5. Additional author observations*
Few trials meeting the specified inclusion criteria were identified, and none of the identified studies reported on the primary clinical outcomes of interest. All studies were of relatively short duration, and thus the effectiveness of interventions to increase fruit and vegetable consumption on cardiovascular risk factors also remains uncertain. In addition, few trials contributed data to each analysis, and several planned pooled analyses were not performed due to heterogeneity. Across the trials of both dietary advice to increase the intake of fruit and vegetables and trials in which fruit and vegetables were provided, there was considerable variability in the interventions and in the cardiovascular risk profile of the participants.

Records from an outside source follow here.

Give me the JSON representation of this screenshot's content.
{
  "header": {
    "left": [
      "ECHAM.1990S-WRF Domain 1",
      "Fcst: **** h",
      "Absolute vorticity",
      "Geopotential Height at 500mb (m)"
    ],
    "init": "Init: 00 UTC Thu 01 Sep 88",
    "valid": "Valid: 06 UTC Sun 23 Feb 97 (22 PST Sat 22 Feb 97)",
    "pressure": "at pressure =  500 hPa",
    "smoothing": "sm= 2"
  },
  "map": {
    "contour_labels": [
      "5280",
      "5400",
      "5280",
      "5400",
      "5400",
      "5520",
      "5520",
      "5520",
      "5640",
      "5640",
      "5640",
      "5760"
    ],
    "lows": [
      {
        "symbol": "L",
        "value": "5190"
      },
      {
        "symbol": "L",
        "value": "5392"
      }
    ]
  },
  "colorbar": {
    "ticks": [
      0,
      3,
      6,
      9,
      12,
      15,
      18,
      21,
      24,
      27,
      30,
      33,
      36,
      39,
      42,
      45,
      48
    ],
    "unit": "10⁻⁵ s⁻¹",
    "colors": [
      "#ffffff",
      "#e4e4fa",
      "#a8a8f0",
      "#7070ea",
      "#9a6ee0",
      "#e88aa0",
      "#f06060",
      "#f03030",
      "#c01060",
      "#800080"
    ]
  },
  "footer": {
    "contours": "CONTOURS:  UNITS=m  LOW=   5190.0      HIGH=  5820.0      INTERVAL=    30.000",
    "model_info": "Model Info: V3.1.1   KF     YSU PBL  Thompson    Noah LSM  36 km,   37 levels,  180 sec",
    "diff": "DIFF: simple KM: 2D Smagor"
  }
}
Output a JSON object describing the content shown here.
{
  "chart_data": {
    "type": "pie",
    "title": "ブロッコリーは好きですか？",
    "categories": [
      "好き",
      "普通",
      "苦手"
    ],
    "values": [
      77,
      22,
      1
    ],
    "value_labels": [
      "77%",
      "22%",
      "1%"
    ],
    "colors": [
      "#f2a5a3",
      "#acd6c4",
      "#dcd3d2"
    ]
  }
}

Although a beneficial effect was observed for the cardiovascular risk factor outcome systolic blood pressure in the trials of dietary advice to increase the intake of fruit and vegetables, no effects were found for diastolic blood pressure or blood lipids. In the pooled analyses of fruit and vegetable provision, no effects on blood lipids were observed. Further trials of longer duration are needed to confirm these findings. Given the paucity of randomized controlled trials examining solely the effects of advice to consume more fruit and vegetables or the provision of fruit and vegetables on cardiovascular risk factors, and none examining these effects on CVD clinical endpoints, this review does not make any recommendations about changing current recommendations or practice.